J'ai assisté à la 24e conférence de l’Association de la maîtrise en environnement de l'Université de Sherbrooke (AEMEUS) dont le sujet portait sur le Plan Nord dans un contexte de développement durable. L'activité fut très intéressante et s'est déroulée avec précision.
Au début, le premier ministre, monsieur Jean Charest, est venu exposer le projet du Plan Nord, les motivations qui en sont à l'origine ainsi que la volonté de l'État québécois d'en faire un modèle de développement durable pour les générations futures. Monsieur Charest se montre convaincant dans ses propos et dans sa profession de foi quant à l'approche du développement durable. Il appuie d'ailleurs toujours celle-ci sur son expérience au gouvernement fédéral "l'un des plus verts de l'histoire", dit-il.
Par la suite, les conférenciers -Voir la liste ici - (malheureusement, Ghislain Picard n'a pas été en mesure d'exposer le point de vue autochtone, ne pouvant se présenter) ont présenté leur perception et le contact qu'ils ont avec ce projet de développement qui prend place au 21e siècle. Je n'ai pas été en mesure d'assister à toutes les conférences. Par contre, celles auxquels j'ai assisté furent intéressantes, pertinentes et bien documentées. Je ne commenterai pas celles-ci une à une, cependant, j'en conclus globalement que le Plan Nord, malgré la présentation volontairement optimiste du premier ministre, manque de vision, de cohérence, de contrôle et de planification. Le Plan Nord ne sera pas le plus grand projet industriel de développement durable du monde et il ne sera pas le modèle qu'en espère le gouvernement. Si nous poursuivons l'élan qui semble bien mal amorcé par nos leaders actuels, il sera l'équivalent de l'exploitation des sables bitumineux en Alberta: un projet du 19e siècle assaisonné maladroitement à la mode du développement durable comme apparat, ou digestif. Les dégâts promettent d'être aussi vastes que le projet (50 à 80 % du territoire exploitable) sans compter l'exploitation de mines d'uraniums!
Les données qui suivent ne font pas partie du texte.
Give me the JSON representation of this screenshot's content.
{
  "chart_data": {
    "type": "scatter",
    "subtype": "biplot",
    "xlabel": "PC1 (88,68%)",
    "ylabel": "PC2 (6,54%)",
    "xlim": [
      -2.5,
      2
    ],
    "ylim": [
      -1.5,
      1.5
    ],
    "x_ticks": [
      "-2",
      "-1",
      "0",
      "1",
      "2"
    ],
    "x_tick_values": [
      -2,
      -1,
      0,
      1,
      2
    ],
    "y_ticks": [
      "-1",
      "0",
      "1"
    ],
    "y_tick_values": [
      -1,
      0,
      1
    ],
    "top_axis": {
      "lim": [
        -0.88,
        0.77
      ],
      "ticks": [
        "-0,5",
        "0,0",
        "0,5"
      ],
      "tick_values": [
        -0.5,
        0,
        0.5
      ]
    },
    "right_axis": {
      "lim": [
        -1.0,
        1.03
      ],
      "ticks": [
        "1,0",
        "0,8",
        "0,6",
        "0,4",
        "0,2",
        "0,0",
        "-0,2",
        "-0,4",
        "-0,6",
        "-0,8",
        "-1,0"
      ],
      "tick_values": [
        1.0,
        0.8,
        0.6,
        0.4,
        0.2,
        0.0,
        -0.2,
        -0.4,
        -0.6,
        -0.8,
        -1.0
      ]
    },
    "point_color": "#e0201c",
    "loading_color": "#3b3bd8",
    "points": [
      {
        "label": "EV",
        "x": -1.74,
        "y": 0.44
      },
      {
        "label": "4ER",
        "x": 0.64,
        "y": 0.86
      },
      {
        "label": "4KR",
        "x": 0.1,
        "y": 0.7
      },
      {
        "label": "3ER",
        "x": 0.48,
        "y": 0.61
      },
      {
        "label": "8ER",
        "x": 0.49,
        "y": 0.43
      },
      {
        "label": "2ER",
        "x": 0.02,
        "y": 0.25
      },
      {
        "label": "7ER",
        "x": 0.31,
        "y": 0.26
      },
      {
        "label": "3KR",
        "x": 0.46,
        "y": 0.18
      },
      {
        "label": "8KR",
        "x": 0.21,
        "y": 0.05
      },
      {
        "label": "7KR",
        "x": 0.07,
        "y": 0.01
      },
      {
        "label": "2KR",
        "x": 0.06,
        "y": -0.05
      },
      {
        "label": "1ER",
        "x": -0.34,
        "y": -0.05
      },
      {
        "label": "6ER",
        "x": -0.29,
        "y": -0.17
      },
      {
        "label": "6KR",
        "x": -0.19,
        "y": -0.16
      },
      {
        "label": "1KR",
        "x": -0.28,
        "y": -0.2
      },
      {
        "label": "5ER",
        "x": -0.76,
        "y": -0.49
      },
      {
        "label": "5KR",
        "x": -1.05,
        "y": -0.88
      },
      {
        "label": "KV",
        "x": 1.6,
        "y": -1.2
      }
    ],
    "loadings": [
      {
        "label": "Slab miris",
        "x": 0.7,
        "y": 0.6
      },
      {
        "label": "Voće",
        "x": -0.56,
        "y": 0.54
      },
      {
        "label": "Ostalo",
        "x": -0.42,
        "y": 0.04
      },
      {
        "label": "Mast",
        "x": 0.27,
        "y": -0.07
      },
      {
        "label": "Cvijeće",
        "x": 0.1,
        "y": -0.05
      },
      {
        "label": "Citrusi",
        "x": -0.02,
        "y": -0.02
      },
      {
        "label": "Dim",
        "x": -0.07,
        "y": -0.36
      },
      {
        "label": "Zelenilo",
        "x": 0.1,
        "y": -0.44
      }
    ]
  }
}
Je le perçois aussi comme le festival de l'ingénierie. En effet il exprime notre maladie culturelle de tout faire passer notre activité économique stratégique par l'ingénierie. Ainsi, de grands projets d'infrastructure sont aussi associés au Plan Nord, au grand bonheur de nos firmes locales. Ce n'est pas un mal en soi, mais cela ne devrait plus dominer nos actions de développement dit stratégique.
Est-ce que tout cela est viable? Il semble bien que non. Voilà un projet de développement social et économique dont les préoccupations environnementales ne sont encore qu'accessoires malgré les dires de notre gouvernement. Tout de ce projet aurait dû faire l'objet d'une évaluation environnementale stratégique. Mais nous sommes encore témoins ici d'une approche "courtermiste" habituelle, pratiquée aussi avec l'industrie du gaz de schiste au Sud. L'État se dépêche de procéder pour ensuite réfléchir. Les écosystèmes du Nord déjà grandement affectés par le changement climatique auront-ils de la résilience face à cette "attaque" de la croissance économique? Une exploitation menée par des entreprises qui sont, pour la plupart, plus importantes en revenus que l'État lui-même et dont les comportements éthiques sont variables. Voir à ce sujet la dernière étude de Novethic.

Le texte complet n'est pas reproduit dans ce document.